Album review: Bob Mould’s ‘The Silver Age’
Bob Mould
“Silver Age”
Merge Records
3 1/2 stars (Out of 4)
The words “youth culture” have been associated with rock ‘n’ roll for decades. The first eight months of 2012, however, have brought us mounting evidence to the contrary. “Never,” Mould snarls in the title track, “too old to contain my rage.”
Who knows (or cares) what the song’s target — a “stupid little kid” — did to enrage Mould. What matters here is that Mould, now in his 50s, is surveying the landscape with fire rather than contentment, and the results couldn’t sound more vital. Like recent works from the likes of Redd Kross, Mission of Burma and OFF!, Mould’s guitar-bass-drums are on the attack, and with 10 songs over and done in less than 40 minutes, he’s not here to sit and reflect.
Superchunk’s Jon Wurster brings a big-beat counterpunch to Mould’s low-to-the-mix vocals on “Briefest Moment,” and when “Steam of Hercules” slows to a highway speed-limit pace, it practically comes off as a ballad despite a mix that has the song drowning in a cavalcade of guitars. “Are you in my way?” Mould asks in the tense, leaden-guitar stalk of “Fugue State,” while “Angels Rearrange” refines the marriage of melodicism and relentlessness.

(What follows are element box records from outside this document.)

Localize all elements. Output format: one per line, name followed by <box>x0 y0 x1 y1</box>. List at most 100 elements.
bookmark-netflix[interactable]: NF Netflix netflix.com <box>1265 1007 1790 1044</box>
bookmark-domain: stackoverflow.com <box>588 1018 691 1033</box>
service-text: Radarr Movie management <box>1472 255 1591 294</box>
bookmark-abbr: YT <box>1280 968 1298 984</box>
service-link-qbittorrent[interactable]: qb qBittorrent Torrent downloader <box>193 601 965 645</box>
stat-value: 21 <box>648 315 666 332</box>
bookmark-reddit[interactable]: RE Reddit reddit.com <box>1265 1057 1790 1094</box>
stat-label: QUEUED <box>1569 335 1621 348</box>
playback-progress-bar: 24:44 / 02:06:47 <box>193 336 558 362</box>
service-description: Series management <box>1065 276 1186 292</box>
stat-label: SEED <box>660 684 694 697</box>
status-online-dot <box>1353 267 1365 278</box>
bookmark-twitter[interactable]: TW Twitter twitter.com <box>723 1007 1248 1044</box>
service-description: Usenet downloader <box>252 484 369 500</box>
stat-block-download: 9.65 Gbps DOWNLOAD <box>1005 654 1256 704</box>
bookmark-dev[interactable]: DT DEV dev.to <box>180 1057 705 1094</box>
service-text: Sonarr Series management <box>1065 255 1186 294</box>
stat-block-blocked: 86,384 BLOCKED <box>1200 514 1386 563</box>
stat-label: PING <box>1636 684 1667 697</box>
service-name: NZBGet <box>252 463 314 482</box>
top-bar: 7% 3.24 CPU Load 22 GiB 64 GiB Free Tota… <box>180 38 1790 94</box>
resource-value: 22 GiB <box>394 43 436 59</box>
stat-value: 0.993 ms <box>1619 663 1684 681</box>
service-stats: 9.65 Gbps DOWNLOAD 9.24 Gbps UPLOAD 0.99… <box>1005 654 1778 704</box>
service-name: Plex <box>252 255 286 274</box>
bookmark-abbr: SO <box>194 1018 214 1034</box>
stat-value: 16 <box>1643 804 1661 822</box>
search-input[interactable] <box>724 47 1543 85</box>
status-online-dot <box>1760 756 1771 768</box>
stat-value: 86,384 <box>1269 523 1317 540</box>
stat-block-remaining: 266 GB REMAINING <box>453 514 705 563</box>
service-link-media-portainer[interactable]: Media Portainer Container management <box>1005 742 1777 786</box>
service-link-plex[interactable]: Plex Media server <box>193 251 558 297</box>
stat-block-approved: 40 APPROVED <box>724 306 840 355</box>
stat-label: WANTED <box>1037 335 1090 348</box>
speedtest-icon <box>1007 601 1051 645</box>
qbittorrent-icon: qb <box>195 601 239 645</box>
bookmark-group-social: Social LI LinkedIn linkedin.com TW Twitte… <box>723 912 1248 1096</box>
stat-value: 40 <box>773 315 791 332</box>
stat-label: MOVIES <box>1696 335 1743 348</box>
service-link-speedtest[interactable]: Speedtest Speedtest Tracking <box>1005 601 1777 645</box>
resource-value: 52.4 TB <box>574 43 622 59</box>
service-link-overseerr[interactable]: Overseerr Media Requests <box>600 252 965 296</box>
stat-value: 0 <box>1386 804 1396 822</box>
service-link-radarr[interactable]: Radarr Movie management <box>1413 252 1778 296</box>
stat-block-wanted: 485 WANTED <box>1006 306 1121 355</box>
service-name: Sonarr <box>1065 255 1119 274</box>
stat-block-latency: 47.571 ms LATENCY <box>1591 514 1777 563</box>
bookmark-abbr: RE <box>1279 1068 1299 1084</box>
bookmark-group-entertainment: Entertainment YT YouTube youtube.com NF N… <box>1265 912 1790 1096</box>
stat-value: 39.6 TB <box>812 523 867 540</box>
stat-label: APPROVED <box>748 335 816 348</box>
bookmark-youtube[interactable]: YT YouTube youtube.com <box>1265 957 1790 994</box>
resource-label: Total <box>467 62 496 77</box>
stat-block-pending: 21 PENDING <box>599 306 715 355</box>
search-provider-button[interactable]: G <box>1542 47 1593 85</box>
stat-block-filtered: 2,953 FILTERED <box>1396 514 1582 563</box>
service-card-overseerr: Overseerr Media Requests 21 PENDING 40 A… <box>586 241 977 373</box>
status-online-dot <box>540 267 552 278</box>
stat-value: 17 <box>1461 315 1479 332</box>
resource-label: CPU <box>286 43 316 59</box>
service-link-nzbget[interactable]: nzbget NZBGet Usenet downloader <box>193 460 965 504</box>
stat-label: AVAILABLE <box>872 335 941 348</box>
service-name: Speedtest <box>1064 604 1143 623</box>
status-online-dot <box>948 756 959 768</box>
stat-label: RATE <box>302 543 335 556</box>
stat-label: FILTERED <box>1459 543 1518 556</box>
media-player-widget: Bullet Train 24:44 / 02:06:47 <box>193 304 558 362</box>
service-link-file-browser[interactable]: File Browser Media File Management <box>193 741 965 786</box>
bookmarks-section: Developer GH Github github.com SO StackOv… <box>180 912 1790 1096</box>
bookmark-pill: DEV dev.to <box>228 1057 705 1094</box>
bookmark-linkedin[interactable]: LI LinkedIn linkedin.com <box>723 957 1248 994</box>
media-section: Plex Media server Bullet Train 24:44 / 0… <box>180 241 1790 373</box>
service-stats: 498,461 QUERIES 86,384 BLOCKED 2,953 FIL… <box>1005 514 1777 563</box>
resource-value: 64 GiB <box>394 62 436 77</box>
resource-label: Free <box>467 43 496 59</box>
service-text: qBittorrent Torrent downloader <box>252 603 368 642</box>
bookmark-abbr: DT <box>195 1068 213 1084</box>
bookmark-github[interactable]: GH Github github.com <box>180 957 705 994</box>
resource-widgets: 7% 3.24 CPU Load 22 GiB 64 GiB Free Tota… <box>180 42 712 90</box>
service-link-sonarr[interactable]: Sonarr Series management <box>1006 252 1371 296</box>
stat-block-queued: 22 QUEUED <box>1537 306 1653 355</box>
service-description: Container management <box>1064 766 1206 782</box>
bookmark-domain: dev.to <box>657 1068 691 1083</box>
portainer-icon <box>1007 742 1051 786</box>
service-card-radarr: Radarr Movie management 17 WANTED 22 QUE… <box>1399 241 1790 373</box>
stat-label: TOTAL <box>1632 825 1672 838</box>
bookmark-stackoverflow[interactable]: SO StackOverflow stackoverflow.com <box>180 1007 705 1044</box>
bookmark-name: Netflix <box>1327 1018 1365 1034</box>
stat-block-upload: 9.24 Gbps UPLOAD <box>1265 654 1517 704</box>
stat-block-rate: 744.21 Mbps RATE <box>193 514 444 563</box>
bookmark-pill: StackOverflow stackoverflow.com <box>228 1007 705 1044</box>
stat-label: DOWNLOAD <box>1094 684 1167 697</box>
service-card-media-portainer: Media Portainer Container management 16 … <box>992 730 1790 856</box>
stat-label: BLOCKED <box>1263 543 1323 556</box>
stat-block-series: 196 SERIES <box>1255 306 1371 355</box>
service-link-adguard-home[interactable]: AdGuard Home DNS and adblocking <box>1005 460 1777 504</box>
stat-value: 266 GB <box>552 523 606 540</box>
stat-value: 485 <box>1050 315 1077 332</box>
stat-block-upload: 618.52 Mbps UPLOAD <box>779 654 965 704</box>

The most obvious reference point here is Mould’s post Hüsker Dü-act Sugar, whose two full-length albums were recently reissued and tempered alt-rock-era weightiness with frisky hooks. “Silver Age” is an exclamation point to those reissues, a nod to the past but with clear direction forward. Just when album-closer “First Time Joy” seems ready to succumb to days gone by, the guitars, like battle armor that can’t be put down, flare and Mould offers a parting shot: “Here we go again.”